His eyes were fixed on my lips and a potential smoulder ignited in his eyes. I wasn’t sure if I wanted to say something to diffuse the situation or escalate it. But I dared not open my mouth, knowing nothing good would come out.
He looked at me a moment longer, our chests against the other’s, then he blinked and his eyes were light once more. He cleared his throat and stepped back. My body flushed hot from his touch and cold at the sudden removal of it.
“Better, Tati,” Dad said and I looked at him quickly, feeling guilty about something.
Much like Dmitri, Dad’s face was unreadable, but I was pretty sure it wasn’t disapproval I saw. I knew disapproval on my father’s face and I wasn’t sure why he’d feel the need to hide it if he was feeling it.
“Perhaps it is time we stopped for lunch?” Dmitri suggested, his voice thick and husky.
“Good idea,” Dad said with a smile. “Why don’t you take her, Mitya? I need to make a couple of phone calls before I eat.”

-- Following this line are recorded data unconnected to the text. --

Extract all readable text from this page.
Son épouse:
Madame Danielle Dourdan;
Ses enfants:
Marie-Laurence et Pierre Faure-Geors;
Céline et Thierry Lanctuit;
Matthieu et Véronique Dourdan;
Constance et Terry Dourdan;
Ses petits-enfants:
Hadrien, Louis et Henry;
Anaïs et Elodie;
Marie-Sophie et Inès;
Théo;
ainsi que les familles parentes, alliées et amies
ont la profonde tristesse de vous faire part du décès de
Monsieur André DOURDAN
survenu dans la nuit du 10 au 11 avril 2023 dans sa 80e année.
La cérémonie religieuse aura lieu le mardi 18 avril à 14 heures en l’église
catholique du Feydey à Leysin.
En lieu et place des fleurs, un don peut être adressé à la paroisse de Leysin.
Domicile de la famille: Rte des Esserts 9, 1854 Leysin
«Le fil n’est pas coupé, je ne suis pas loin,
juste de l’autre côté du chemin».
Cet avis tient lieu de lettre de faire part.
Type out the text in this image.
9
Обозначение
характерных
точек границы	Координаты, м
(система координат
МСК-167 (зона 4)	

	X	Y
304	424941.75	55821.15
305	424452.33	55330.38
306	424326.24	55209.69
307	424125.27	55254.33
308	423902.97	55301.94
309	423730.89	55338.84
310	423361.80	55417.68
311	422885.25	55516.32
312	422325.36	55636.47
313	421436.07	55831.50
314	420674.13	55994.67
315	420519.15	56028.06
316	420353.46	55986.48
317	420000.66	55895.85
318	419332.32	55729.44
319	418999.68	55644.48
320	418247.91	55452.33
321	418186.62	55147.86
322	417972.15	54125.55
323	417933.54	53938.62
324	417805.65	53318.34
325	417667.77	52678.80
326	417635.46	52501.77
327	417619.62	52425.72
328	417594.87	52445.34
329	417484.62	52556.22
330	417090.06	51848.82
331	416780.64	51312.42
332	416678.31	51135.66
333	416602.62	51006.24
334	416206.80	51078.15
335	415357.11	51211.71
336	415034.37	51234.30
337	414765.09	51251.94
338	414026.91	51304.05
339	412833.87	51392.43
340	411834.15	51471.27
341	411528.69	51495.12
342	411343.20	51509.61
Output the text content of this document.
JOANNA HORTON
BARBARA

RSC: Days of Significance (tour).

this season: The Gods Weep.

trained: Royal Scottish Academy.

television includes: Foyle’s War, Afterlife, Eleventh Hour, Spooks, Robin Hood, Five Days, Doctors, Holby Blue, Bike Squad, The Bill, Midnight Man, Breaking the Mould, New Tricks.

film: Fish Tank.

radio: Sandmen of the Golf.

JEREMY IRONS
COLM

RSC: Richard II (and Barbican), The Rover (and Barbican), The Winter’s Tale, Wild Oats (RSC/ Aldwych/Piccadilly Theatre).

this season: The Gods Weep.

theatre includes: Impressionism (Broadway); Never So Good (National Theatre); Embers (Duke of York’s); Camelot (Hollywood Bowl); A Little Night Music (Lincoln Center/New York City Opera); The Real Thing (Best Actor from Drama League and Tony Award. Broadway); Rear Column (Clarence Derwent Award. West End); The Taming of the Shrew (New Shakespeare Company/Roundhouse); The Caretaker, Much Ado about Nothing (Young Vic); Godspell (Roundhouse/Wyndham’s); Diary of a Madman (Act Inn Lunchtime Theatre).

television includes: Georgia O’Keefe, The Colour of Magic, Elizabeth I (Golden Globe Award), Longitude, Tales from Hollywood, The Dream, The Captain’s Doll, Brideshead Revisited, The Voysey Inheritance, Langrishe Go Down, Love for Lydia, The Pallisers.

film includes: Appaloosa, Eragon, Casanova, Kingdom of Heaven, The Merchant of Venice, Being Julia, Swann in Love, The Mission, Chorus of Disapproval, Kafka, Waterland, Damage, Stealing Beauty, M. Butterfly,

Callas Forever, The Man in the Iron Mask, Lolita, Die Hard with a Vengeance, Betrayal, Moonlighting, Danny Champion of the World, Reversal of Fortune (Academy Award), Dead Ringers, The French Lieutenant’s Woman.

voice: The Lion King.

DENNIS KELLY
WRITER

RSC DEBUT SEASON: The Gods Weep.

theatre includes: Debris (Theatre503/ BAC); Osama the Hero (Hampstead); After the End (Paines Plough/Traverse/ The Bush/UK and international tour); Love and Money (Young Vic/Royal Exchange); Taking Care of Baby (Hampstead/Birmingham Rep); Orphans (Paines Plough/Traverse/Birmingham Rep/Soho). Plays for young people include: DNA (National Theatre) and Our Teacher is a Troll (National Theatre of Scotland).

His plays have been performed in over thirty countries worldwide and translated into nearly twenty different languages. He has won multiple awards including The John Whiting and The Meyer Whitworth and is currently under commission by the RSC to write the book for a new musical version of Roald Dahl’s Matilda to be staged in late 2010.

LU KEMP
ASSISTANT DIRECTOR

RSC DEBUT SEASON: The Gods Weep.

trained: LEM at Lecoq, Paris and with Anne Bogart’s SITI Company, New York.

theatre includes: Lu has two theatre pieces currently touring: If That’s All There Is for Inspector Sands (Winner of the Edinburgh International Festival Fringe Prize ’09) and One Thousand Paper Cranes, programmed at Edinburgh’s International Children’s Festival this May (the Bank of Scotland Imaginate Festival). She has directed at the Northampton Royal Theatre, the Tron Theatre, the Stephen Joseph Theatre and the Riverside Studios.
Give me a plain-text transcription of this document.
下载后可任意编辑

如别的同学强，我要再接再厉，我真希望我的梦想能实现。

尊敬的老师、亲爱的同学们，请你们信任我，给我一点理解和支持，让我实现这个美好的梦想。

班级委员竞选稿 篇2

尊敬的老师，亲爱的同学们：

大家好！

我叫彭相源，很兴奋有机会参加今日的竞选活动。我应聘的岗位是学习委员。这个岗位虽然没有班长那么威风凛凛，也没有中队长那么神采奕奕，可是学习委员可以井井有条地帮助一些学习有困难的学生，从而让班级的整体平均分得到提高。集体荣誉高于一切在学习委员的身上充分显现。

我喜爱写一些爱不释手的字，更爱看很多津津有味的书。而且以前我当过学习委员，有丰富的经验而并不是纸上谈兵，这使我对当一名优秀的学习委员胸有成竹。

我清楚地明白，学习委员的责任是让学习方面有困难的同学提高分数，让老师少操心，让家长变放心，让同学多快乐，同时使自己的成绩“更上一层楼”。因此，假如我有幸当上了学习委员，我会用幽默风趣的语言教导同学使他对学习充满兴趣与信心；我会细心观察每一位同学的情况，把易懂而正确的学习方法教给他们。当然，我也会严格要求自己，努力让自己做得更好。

Dmitri inclined his head to Dad, who returned the gesture. As he walked out, Dad lay a hand on my arm and gave me a proud nod.
Which left me in a room with Dmitri when I was in the middle of forgetting that he was a rude, condescending, judgmental, royal pain in the arse. He was still looking at me with a heat in his eyes and I felt like I wasn’t the only one who was breathing a little harder than necessary.
“So, lunch?” I asked, my voice weirdly strained.
He nodded. “Ja. Are you hungry?”
“Uh… Yes. Sure.” I gave an awkward laugh. “Actually, I can always eat.”
The room was thick with a tension that was only broken when a very light-hearted voice called, “Brother! This must be Tatiana.”